Le Scrollino : le nouveau livre interactif créé par un couple franco-tchèque

Scrollino, photo: Lisa Mazières

Créatrice du Scrollino avec son mari Sylvain, la Tchèque Ludmila Favardin, nous a parlé de son nouveau concept de livre interactif. Ce livre objet permet une lecture ludique de deux mètres de papier que l’on déroule et rembobine à l’aide d’un crayon. Le Scrollino est fabriqué avec des matériaux 100% biosourcés et renouvelables. Il est aussi un support de création car il donne la possibilité aux lecteurs de laisser leur imagination s’exprimer.

Ludmila Favardin,  photo: Lisa Mazières
« Le Scrollino est un nouveau projet éditorial qu’on déroule. Avec mon mari, on a fondé une maison d’édition, les Edition Lidu, en 2011, et depuis on édite et on crée ensemble des livres créatifs pour enfants. Nous aimons expérimenter avec le papier et les différentes fonctions du livre. L’objectif était de créer quelque chose d’interactif mais seulement avec du papier. On utilise le crayon pour faire dérouler et rembobiner l’histoire. »

Comment est venue l’idée du concept, du format ?

« Le chemin était long. La première idée était d’imprimer des livres sur des tickets de caisses. Le format des longs bandeaux de papier vient des tickets de caisses imprimés par thermographie. L’imprimante qui imprime normalement des prix et des fiches de produits, impriment des images seulement avec la température. La couleur noire est créée avec la chaleur. C’était la première idée, mais ensuite le problème est venu de comment rembobiner ces longs bandeaux de papier. »

A quelles tranches d’âge le Scrollino s’adresse-t-il ? Plutôt aux adultes ou aux enfants ?

« On voudrait que le Scrollino s’adresse à tous les âges. C’est plutôt à partir de 3 ou 4 ans pour que les enfants soient capables de les manipuler. Mais ce n’est pas limité. C’est pour cela que nous faisons des éditions pour enfants mais aussi des éditions plus travaillées pour que les adultes puissent également s’amuser avec. »

Quels sont les différents thèmes des Scrollino et comment les idées des thèmes vous viennent ?

Scrollino,  photo: Scrollino,  edition lidu,  2016
« Les idées arrivent par avalanche maintenant. Une fois que nous avons pu trouver comment faire fonctionner l’objet, les idées sont venues toutes seules. De plus, lorsque l’on montre le Scrollino à des collaborateurs ou à des personnes dans des festivals, chaque fois il y a une nouvelle idée qui apparait. C’est ça qui nous plait aussi, c’est que le Scrollino inspire. Maintenant, c’est juste une question de temps, pour que l’on puisse se concentrer sur chaque idée et la développer. »

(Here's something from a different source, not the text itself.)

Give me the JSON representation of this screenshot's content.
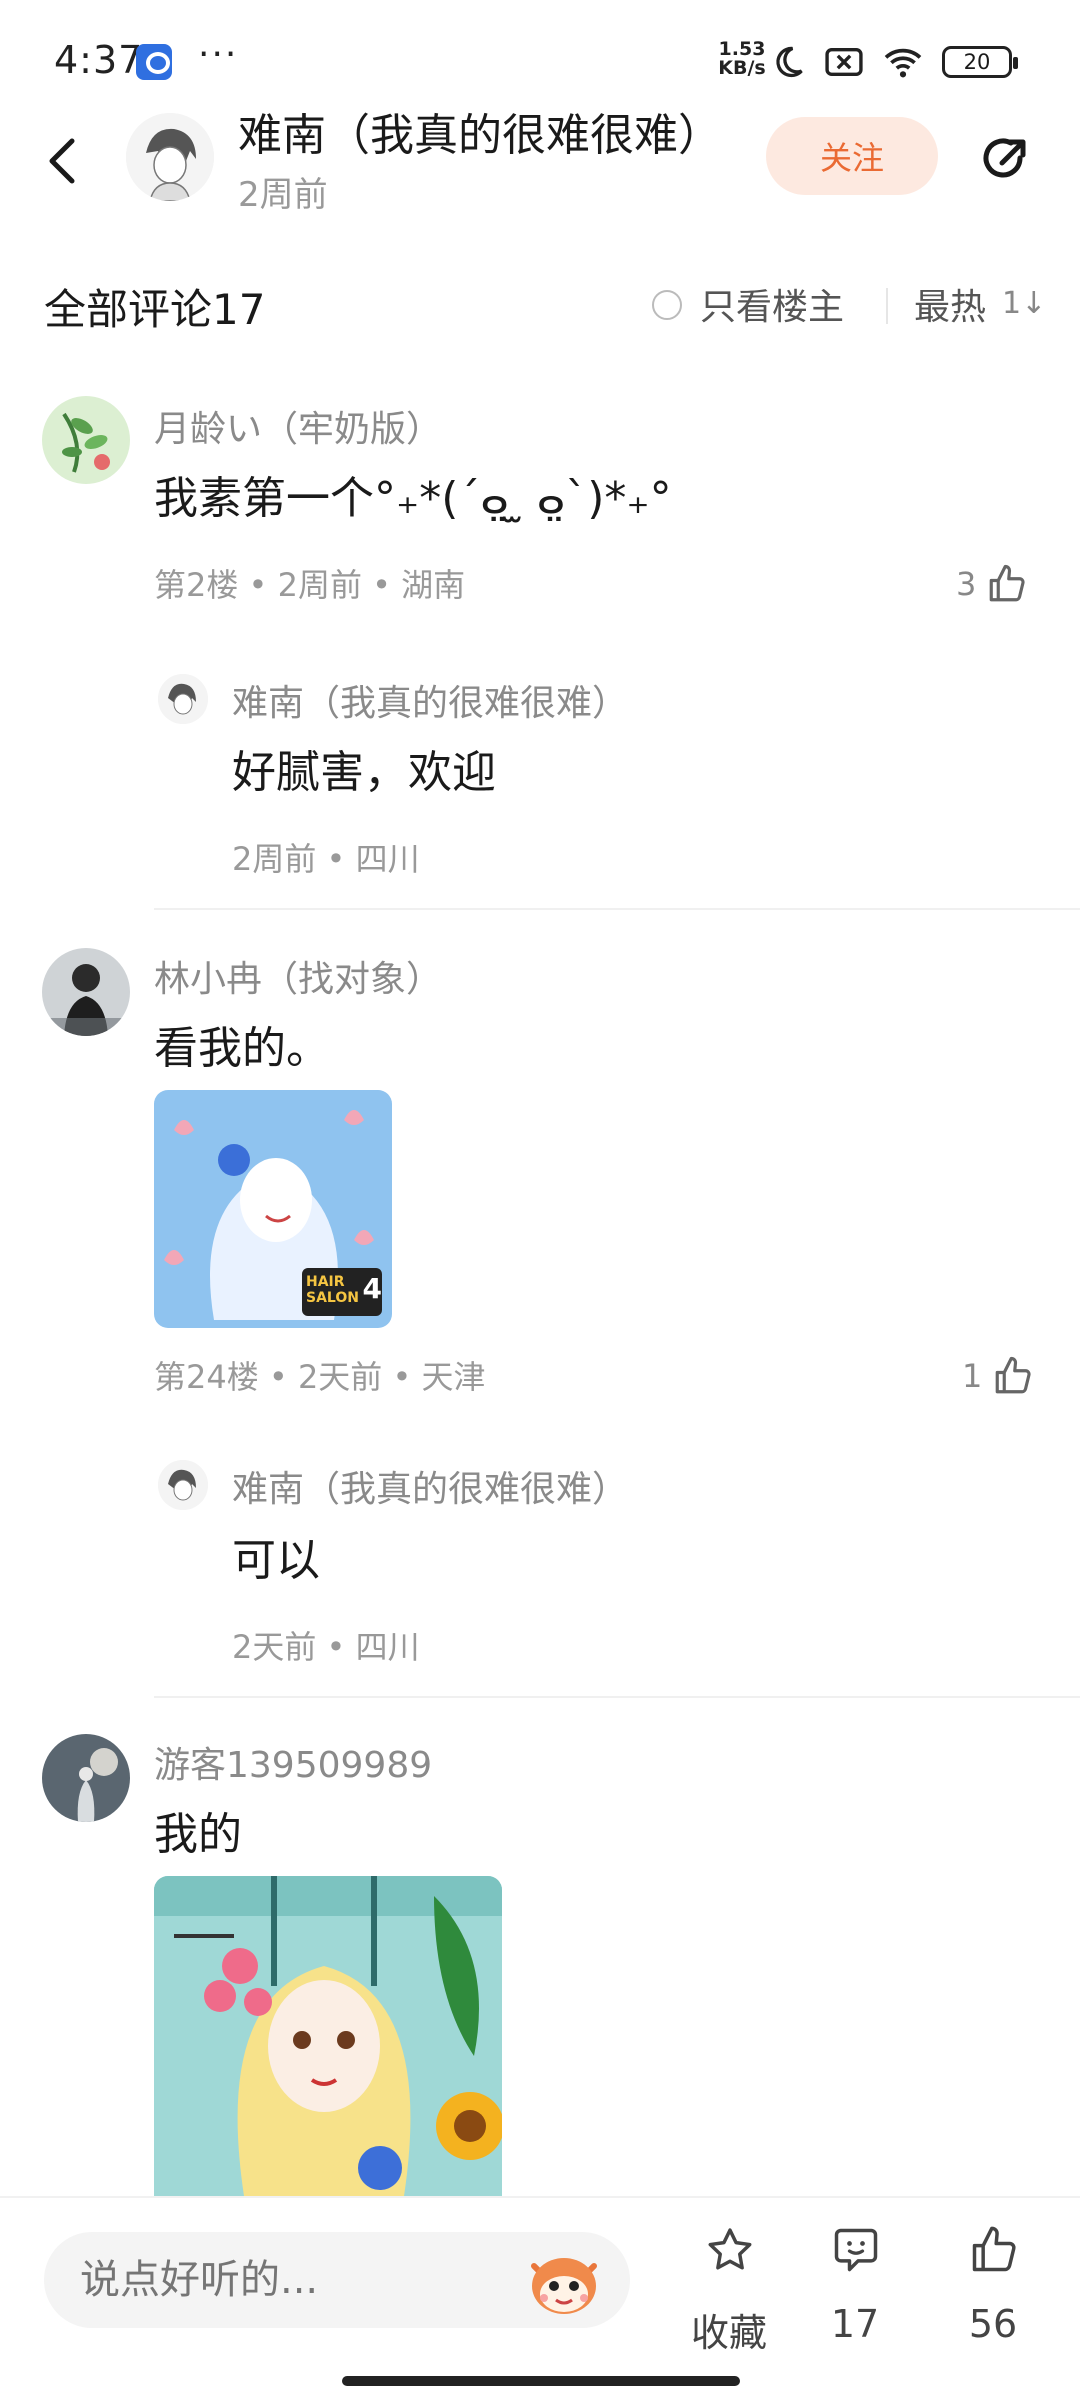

Quels sont les thèmes des Scrollino ?

« Au début, nous avons commencé avec la BD. Nous étions en train de préparer la première collection pour la présenter au festival de la BD à Angoulême et c’est comme cela que nous nous sommes intéressés à la BD. C’était la BD pour enfants, avec un Scrollino dédié à la création de son propre héros ou un autre composé de carrés vides destinés à être complétés par les dessins des enfants. Puis très rapidement les autres idées sont venues comme par exemple utiliser le Scrollino comme un bloc-notes interactif. Vous avez deux mètres de papier avec des lignes qui sont prêtes pour vos idées, vos listes de courses, vos poèmes ou tout ce que vous imaginez. »

Il existe aussi des Scrollino dédiés aux monuments, n’est-ce pas ?

« Oui c’est exact. C’est une collaboration avec un illustrateur français, Janus Ojjo, qui se consacre à dessiner des monuments existants. Lorsque nous lui avons demandé de créer quelque chose pour le Scrollino, il a eu l’idée de créer un monument inexistant sur toute la longueur du papier, pour créer un bâtiment presque infini. Donc quand on le déroule on voit quelque chose de magique. »

Où pouvons-nous acheter les Scrollino ?

« A Prague, les Scrollino sont en vente au musée des Arts Décoratifs ou au Musée Kampa qui est un très beau musée d’art moderne, et aussi dans certaines librairies. »

Scrollino,  photo: Scrollino,  edition lidu,  2016
En quelles langues le Scrollino est-il publié ?

« C’est vrai que c’est un peu notre spécialité de publier les Scrollino en plusieurs langues. Aujourd’hui le Scrollino existe en français, en tchèque, en anglais et en italien. »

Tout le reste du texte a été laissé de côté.